A few boys, and among them Perkin, were sufficiently interested to forego many of their lunches and watch “Tommy Hall” perform experiments.

Hall’s infectious personality made young Perkin all enthusiastic. He was going to be a chemist, and he was going to the Royal College of Science, of which, and of its renowned chemical professor, Hall had told him much.

Hall’s earnest pleading finally overcame the father’s opposition, and in his fifteenth year Perkin entered the College. “Mr. W. Crookes,” the assistant, was the one immediately in charge.

The head professor was Hofmann, an imported product. So suggestive and illustrative were the great chemist’s lectures that, in the second semester, Perkin begged and obtained permission to hear them once again.

In the laboratory Perkin was put through the routine in qualitative and quantitative chemistry, Bunsen’s gas analysis methods serving as an appendix. This was followed by a research problem on anthracene, carried out under Hofmann’s direction, which yielded negative results, but which paved the way for successful work later.
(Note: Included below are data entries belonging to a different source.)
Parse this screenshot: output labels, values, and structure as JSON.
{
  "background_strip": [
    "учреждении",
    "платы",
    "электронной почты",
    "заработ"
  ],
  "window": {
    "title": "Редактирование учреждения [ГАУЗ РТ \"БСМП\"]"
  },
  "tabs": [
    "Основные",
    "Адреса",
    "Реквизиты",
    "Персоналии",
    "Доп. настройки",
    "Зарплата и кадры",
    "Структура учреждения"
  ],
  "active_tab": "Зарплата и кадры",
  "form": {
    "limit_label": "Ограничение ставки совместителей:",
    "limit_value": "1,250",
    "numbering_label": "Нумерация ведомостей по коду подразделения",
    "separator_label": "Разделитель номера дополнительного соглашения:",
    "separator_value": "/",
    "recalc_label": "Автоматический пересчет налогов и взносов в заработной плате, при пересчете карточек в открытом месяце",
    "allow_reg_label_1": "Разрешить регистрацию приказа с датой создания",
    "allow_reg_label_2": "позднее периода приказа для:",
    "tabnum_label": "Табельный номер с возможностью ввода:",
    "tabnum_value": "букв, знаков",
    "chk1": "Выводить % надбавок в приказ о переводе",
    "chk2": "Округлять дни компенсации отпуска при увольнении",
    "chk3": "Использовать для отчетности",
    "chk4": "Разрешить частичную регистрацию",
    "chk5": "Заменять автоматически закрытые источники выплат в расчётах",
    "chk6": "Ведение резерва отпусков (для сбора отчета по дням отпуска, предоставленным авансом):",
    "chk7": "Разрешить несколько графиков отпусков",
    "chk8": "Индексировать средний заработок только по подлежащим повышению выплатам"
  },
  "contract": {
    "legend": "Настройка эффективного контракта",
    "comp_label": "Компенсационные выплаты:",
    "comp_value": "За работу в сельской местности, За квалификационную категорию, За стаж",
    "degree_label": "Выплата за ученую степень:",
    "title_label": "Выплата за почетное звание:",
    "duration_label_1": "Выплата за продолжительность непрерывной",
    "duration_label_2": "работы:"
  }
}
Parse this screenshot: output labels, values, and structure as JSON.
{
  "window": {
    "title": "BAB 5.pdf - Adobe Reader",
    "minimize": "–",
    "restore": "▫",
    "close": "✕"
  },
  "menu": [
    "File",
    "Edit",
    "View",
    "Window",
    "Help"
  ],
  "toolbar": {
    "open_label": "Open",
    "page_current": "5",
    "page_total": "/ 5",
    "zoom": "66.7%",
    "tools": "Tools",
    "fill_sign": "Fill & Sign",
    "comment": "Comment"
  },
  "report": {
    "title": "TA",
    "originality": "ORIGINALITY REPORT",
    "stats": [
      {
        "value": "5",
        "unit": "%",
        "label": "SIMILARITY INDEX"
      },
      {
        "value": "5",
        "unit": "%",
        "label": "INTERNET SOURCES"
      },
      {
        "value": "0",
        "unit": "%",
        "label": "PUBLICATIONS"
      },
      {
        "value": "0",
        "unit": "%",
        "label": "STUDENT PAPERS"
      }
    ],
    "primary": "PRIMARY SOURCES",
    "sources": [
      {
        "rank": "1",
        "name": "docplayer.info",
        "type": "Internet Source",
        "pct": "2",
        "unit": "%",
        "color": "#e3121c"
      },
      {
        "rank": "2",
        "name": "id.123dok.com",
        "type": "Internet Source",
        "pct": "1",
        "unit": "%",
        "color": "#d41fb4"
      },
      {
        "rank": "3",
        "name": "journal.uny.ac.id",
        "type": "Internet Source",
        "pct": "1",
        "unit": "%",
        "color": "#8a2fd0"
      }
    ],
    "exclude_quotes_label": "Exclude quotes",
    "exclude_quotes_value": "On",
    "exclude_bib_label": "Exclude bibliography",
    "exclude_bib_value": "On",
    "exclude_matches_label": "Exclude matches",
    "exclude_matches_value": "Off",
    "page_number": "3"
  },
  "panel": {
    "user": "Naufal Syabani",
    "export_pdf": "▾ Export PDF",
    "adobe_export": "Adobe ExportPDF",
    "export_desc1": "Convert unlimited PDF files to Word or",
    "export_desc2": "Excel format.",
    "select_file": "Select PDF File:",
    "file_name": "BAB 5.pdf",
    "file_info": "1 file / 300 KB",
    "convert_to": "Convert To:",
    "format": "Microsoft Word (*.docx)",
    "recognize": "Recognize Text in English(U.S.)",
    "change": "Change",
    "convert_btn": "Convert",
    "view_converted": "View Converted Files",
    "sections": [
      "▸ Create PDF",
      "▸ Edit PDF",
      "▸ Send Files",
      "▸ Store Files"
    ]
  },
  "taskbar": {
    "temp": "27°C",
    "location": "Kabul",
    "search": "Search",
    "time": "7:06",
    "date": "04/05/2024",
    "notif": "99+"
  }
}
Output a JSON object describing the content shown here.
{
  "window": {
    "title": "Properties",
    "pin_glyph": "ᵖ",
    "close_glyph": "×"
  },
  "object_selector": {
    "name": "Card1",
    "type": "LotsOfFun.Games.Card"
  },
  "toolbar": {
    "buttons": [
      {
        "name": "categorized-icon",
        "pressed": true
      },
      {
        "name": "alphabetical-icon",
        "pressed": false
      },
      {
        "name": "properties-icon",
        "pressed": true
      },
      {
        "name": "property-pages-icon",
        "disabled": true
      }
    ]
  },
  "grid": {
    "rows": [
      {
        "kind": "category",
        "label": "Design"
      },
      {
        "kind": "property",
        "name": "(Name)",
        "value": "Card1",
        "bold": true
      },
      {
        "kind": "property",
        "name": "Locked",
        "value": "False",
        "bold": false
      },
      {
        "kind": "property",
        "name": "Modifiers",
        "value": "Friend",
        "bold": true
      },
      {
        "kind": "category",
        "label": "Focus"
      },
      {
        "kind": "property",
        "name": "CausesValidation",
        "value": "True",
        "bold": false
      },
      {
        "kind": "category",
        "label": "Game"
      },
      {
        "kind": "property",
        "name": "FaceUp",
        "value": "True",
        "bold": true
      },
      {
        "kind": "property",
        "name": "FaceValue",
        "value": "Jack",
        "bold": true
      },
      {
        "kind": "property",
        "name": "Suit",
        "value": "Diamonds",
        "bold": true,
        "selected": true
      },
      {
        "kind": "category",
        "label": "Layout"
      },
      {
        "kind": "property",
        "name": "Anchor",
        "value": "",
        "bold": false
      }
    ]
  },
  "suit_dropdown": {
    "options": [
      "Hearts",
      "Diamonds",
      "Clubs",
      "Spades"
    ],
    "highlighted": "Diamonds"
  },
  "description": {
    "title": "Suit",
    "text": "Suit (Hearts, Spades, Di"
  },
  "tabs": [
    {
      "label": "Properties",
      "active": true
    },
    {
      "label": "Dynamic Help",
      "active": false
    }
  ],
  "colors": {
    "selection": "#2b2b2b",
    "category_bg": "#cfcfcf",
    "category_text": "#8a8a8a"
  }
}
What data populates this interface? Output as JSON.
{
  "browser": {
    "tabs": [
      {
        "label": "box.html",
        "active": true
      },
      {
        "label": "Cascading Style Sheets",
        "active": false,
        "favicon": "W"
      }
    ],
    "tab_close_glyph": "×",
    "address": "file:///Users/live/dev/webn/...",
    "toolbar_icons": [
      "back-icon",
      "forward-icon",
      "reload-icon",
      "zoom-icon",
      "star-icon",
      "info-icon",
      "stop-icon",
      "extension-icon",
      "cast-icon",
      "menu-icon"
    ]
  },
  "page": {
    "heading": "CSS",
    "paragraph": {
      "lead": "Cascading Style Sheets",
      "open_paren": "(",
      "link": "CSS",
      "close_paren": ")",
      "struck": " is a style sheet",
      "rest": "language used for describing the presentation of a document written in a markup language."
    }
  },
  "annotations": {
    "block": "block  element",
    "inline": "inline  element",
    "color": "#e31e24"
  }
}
His second problem on naphthylamine proved somewhat more successful, and was subsequently published in the Chemical Journal—the first of more than eighty papers to appear from his pen.

When but seventeen Perkin already had shown his mettle to such an extent that Hofmann appointed him to an assistantship. This otherwise flattering appointment had, however, the handicap that it left Perkin no time for research. To overcome this, the enthusiastic boy fixed up a laboratory in his own home, and there, in the evenings, and in vacation time, the lad tried explorations into unknown regions.

The celebrated experiment which was to give the 17-year-old lad immortality for all time was carried out in the little home laboratory in the Easter vacation of 1856. It arose from some comments by Hofmann on the desirability and the possibility of preparing the alkaloid, quinine, artificially.

Starting first with toluidine, and then, when toluidine gave unsatisfactory results, with aniline—both being products of coal tar—Perkin treated a salt of the latter with bichromate of potash and obtained a dirty black precipitate.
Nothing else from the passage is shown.